18th July 2016 Posted in Blogs

  • Is your company’s equipment regularly serviced and maintained?
  • Are there any defects in your servicing maintenance plans?
  • How do you ensure that defects are promptly rectified?

Background

This case demonstrates the implications of failing to ensure that company work equipment is regularly serviced and maintained.

Introduction

A coach company in Wrexham was fined £250,000 after it repeatedly failed to comply with legal notices to get its lifting equipment examined. 

Sentencing Hearing

Wrexham Magistrates’ Court heard that GHA Coaches Limited failed to have its lifting equipment thoroughly examined within the required timescales to ensure that health and safety conditions were maintained.

In 2015, an inspection by the Health and Safety Executive (HSE) revealed that there were more than 14 overdue Lifting Operations and Lifting Equipment Regulations (LOLER) examinations. On that occasion, an improvement notice was served and then extended, but still resulted in the Company’s failure to comply with the notice.

Also, a previous improvement notice was served on the company in 2011.
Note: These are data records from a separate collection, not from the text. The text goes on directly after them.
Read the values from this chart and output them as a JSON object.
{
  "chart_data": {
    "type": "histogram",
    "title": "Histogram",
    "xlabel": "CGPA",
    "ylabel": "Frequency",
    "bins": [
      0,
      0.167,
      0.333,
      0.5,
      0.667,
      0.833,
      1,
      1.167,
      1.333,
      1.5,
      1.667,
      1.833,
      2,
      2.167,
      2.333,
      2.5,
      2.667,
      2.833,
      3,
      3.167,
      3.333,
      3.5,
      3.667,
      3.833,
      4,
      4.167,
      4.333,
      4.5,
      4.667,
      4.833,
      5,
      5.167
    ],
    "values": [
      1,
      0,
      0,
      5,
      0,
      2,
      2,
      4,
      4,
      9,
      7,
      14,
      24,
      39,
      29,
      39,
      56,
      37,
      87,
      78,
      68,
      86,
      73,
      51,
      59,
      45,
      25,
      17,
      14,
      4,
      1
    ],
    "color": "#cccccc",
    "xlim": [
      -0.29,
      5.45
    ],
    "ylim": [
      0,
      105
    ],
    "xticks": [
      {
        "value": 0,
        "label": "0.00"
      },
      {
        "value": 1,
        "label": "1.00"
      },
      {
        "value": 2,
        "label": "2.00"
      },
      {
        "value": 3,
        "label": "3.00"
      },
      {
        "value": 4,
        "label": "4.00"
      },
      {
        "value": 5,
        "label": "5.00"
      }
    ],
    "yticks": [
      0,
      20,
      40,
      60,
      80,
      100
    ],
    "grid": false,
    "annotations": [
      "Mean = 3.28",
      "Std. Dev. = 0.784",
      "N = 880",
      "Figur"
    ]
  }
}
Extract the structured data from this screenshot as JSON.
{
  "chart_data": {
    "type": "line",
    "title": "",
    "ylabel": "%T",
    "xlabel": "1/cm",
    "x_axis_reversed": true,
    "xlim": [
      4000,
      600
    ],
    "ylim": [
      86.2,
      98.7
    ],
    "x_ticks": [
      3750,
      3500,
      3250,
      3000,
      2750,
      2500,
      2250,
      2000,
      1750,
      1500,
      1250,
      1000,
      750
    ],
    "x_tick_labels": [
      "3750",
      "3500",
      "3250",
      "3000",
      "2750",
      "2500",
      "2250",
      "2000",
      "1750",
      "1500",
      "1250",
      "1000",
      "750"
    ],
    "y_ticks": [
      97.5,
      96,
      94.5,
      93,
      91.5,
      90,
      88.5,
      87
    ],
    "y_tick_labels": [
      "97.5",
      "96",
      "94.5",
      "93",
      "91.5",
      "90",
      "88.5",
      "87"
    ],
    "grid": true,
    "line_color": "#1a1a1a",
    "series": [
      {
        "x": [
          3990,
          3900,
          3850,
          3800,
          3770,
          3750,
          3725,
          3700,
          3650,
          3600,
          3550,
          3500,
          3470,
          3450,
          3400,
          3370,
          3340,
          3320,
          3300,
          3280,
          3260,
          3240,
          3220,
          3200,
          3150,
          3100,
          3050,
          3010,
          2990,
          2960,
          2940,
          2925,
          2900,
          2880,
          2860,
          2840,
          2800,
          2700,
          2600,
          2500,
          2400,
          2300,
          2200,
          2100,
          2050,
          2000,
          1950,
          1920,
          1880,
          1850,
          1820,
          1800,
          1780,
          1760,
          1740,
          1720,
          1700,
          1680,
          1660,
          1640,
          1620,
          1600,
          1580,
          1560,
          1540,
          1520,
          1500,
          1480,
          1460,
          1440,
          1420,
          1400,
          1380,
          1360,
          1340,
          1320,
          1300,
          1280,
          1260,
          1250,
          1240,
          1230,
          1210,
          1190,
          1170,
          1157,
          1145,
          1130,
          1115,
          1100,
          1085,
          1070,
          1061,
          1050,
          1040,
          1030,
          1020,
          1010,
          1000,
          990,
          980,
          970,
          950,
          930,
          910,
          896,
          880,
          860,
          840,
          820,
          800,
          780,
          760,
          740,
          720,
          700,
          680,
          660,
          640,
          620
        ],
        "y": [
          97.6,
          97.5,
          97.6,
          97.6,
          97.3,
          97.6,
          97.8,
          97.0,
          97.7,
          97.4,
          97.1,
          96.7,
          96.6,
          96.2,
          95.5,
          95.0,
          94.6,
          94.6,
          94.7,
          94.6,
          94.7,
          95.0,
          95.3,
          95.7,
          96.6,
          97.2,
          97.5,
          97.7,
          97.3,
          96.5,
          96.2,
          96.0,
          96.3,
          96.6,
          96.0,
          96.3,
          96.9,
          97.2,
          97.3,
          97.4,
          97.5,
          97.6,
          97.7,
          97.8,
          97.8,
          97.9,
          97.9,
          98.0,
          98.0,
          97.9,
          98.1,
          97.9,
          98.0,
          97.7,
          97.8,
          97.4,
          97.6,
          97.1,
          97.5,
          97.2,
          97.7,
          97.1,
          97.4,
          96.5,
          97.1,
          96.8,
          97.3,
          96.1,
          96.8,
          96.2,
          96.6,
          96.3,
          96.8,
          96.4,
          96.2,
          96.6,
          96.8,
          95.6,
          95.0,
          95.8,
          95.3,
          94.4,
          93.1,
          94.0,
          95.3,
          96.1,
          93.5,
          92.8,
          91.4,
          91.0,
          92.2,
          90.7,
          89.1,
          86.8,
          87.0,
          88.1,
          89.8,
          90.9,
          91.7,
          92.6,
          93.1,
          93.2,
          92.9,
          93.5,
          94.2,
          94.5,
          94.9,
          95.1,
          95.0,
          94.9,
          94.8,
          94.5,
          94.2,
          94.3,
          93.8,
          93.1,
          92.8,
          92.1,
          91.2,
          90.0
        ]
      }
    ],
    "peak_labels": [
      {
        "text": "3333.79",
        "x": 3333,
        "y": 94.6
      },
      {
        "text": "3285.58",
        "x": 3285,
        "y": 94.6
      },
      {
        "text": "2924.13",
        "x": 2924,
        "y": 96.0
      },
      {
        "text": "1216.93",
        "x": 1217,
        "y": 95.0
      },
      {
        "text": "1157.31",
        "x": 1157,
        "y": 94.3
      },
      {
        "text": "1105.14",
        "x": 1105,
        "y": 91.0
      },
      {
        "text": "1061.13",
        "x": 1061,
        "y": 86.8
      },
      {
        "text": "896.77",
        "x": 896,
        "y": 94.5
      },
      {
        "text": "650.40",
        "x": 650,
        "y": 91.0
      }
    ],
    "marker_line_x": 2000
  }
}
GHA Coaches Limited pleaded guilty to breaching Regulation 9(3)(a)(ii) of the Lifting Operations and Lifting Equipment Regulations 1998 (LOLER) and failing to comply with an Improvement Notice and was fined a substantial amount of £250,000.

SAFETY SMART MESSAGE:

Safety Smart’s legal team has dealt with a number of LOLER enforcement notices and prosecutions in recent years where there has been a problem with a piece of lifting equipment that should have been properly identified prior to the accident as it was, prior to the accident, identified as a defect in the organisations maintenance regime. 

Safety Smart cannot emphasise enough the importance of ensuring LOLER compliance as part of an integrated maintenance programme, an important aspect to responsible risk management.

Conclusion

 This case demonstrates two recent trends:

 i)  the shift over to risk rather than harm in the new sentencing regime as no-one was injured but the   company was nonetheless given a very substantial fine; and

 ii)  also the huge increase in fine levels under the new regime for a breach which previously would have been dealt with in a nominal way.

 This case should send a serious message to our client base that failure to ensure LOLER compliance and compliance generally with enforcement notices and the existence of risk alone can result in substantial 6 figure sums which are very difficult for the vast majority of businesses to afford.